5. Conclusion et évaluation
Cette étude révèle un nouveau mécanisme de rétroaction pancréas-hippocampe, prouvant que l’expression de RORβ pancréatique module la sécrétion insulinique circadienne, ce qui gouverne ensuite l’activité neuronale hippocampique et la cyclicité comportementale. Les résultats apportent des preuves moléculaires, cellulaires et systémiques claires au lien entre métabolisme et comportements émotionnels dans le trouble bipolaire et autres troubles neuropsychiatriques. Le mécanisme identifié a des effets régulateurs à court terme (30 minutes à quelques heures) et à long terme (plus de 12 heures), validés expérimentalement par chimio-génétique, optogénétique, comportement, et modèles murins transgéniques, enrichissant le socle théorique du champ neuroscientifique de l’axe métabolisme-émotion.
6. Intérêt scientifique et applications potentielles
1. Portée scientifique
- Met en évidence une nouvelle base moléculaire du rythme comportemental émotionnel : la boucle RORβ-insuline-hippocampe ;
- Première démonstration que le signal pancréatique périphérique peut rétrocontrôler sa propre sécrétion via le SNC, et que le contrôle hippocampique du signal pancréatique est réversible sur les comportements ;
- Illustre l’apport des iPSC et organoïdes dans l’exploration mécanistique des maladies psychiatriques, démontrant des avantages de modélisation de précision.
2. Perspectives thérapeutiques
- Ouvre la voie au développement de traitements ciblés pour les patients avec trouble bipolaire et altération métabolique, tels que les inhibiteurs de RORβ ou les sensibilisateurs d’insuline ;
- Offre une base pour la médecine de précision, des protocoles d’intervention comportementale et la découverte de médicaments ;
- Pourrait fournir une base moléculaire à de nouveaux biomarqueurs du trouble bipolaire.
7. Points saillants de la recherche
- Utilisation innovante du système d’édition génétique CRISPRa pour une activation spécifique de RORβ pancréatique et création d’un modèle murin à inversion circadienne des rythmes ;
- Validation multiplateforme (iPSC-organoïdes et souris) puissante pour les mécanismes moléculaires pathologiques ;
- Démonstration croisée électrophysiologique, comportementale et moléculaire, bâtissant un modèle pathologique complet du cellulaire au systémique ;
- Découverte d’une boucle de rétroaction SNC-périphérie, comblant une lacune de la recherche mécanistique entre métabolisme et psychiatrie.

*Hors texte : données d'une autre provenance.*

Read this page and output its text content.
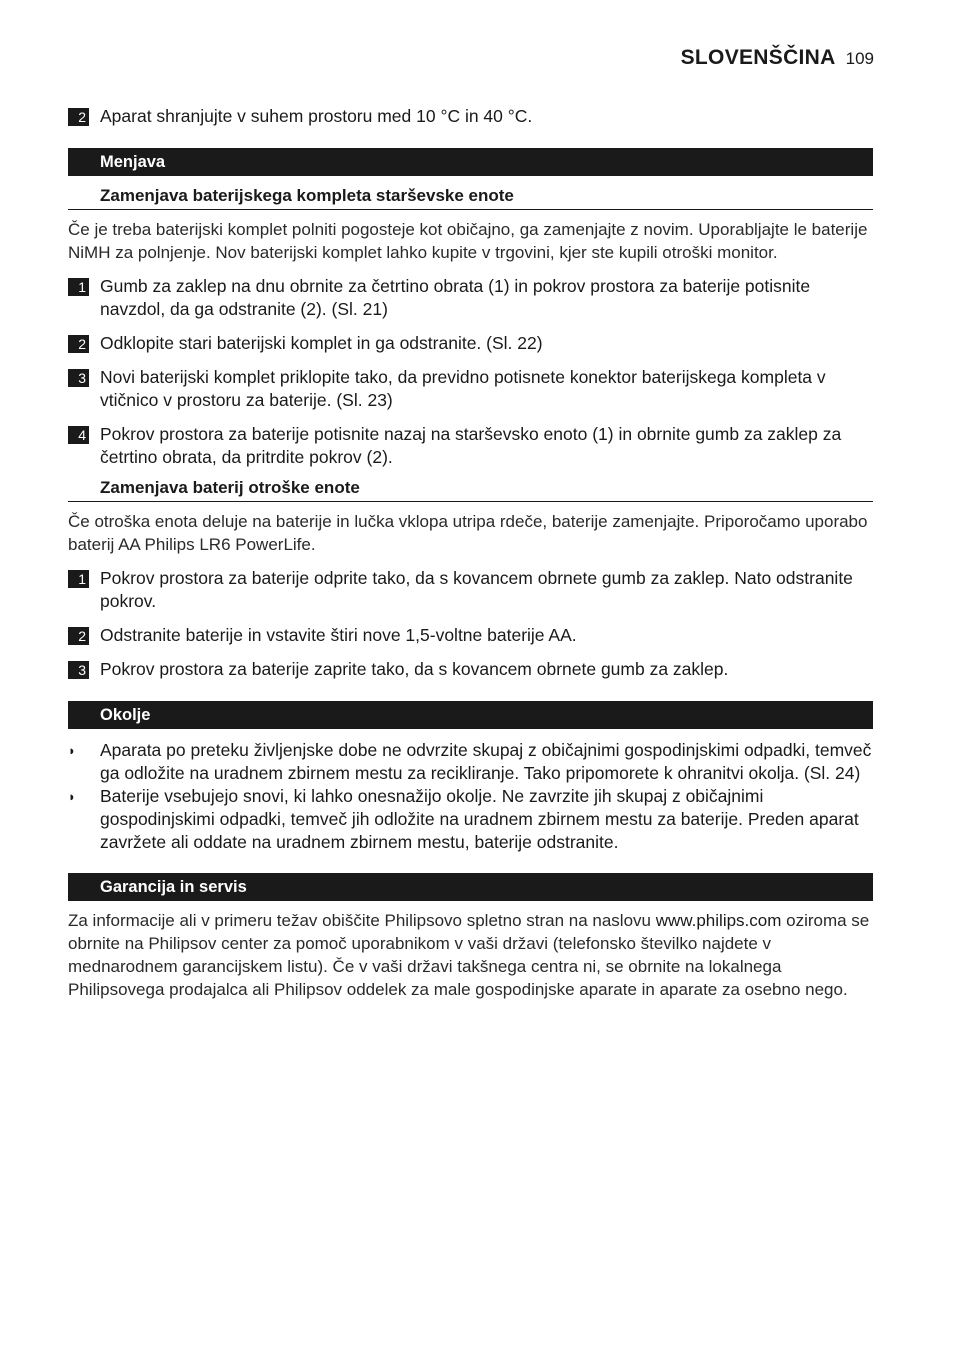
SLOVENŠČINA 109
2 Aparat shranjujte v suhem prostoru med 10 °C in 40 °C.
Menjava
Zamenjava baterijskega kompleta starševske enote
Če je treba baterijski komplet polniti pogosteje kot običajno, ga zamenjajte z novim. Uporabljajte le baterije NiMH za polnjenje. Nov baterijski komplet lahko kupite v trgovini, kjer ste kupili otroški monitor.
1 Gumb za zaklep na dnu obrnite za četrtino obrata (1) in pokrov prostora za baterije potisnite navzdol, da ga odstranite (2). (Sl. 21)
2 Odklopite stari baterijski komplet in ga odstranite. (Sl. 22)
3 Novi baterijski komplet priklopite tako, da previdno potisnete konektor baterijskega kompleta v vtičnico v prostoru za baterije. (Sl. 23)
4 Pokrov prostora za baterije potisnite nazaj na starševsko enoto (1) in obrnite gumb za zaklep za četrtino obrata, da pritrdite pokrov (2).
Zamenjava baterij otroške enote
Če otroška enota deluje na baterije in lučka vklopa utripa rdeče, baterije zamenjajte. Priporočamo uporabo baterij AA Philips LR6 PowerLife.
1 Pokrov prostora za baterije odprite tako, da s kovancem obrnete gumb za zaklep. Nato odstranite pokrov.
2 Odstranite baterije in vstavite štiri nove 1,5-voltne baterije AA.
3 Pokrov prostora za baterije zaprite tako, da s kovancem obrnete gumb za zaklep.
Okolje
◗	Aparata po preteku življenjske dobe ne odvrzite skupaj z običajnimi gospodinjskimi odpadki, temveč ga odložite na uradnem zbirnem mestu za recikliranje. Tako pripomorete k ohranitvi okolja. (Sl. 24)
◗	Baterije vsebujejo snovi, ki lahko onesnažijo okolje. Ne zavrzite jih skupaj z običajnimi gospodinjskimi odpadki, temveč jih odložite na uradnem zbirnem mestu za baterije. Preden aparat zavržete ali oddate na uradnem zbirnem mestu, baterije odstranite.
Garancija in servis
Za informacije ali v primeru težav obiščite Philipsovo spletno stran na naslovu www.philips.com oziroma se obrnite na Philipsov center za pomoč uporabnikom v vaši državi (telefonsko številko najdete v mednarodnem garancijskem listu). Če v vaši državi takšnega centra ni, se obrnite na lokalnega Philipsovega prodajalca ali Philipsov oddelek za male gospodinjske aparate in aparate za osebno nego.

8. Autres éléments à noter
- L’étude suggère que, outre RORβ, d’autres gènes de susceptibilité bipolaire liés à la voie insulinique (par ex. Synaptotagmin-7) pourraient participer à la pathogenèse, ouvrant de nouvelles pistes de recherche future ;
- Bien que la taille de l’échantillon soit limitée, les différences observées entre les groupes sont significatives, garantissant la robustesse des données ;
- L’article mentionne aussi l’implication de la voie PI3K dans la régulation des comportements liés à l’insuline, ce qui élargit les directions de recherche.
9. Conclusion
Cet article dévoile, tant au niveau moléculaire que neuronal, un mécanisme inter-organe inédit de rétroaction pancréas-hippocampe, enrichissant la connaissance sur le réseau neuropsychiatrique-métabolique, et pose des bases solides pour la médecine personnalisée, le dépistage précoce et les recherches mécanistiques dans le trouble bipolaire. Avec l’intégration croissante des modèles iPSC et des neurosciences systémiques, de telles approches interdisciplinaires promettent de nouvelles percées dans le champ des maladies psychiatriques.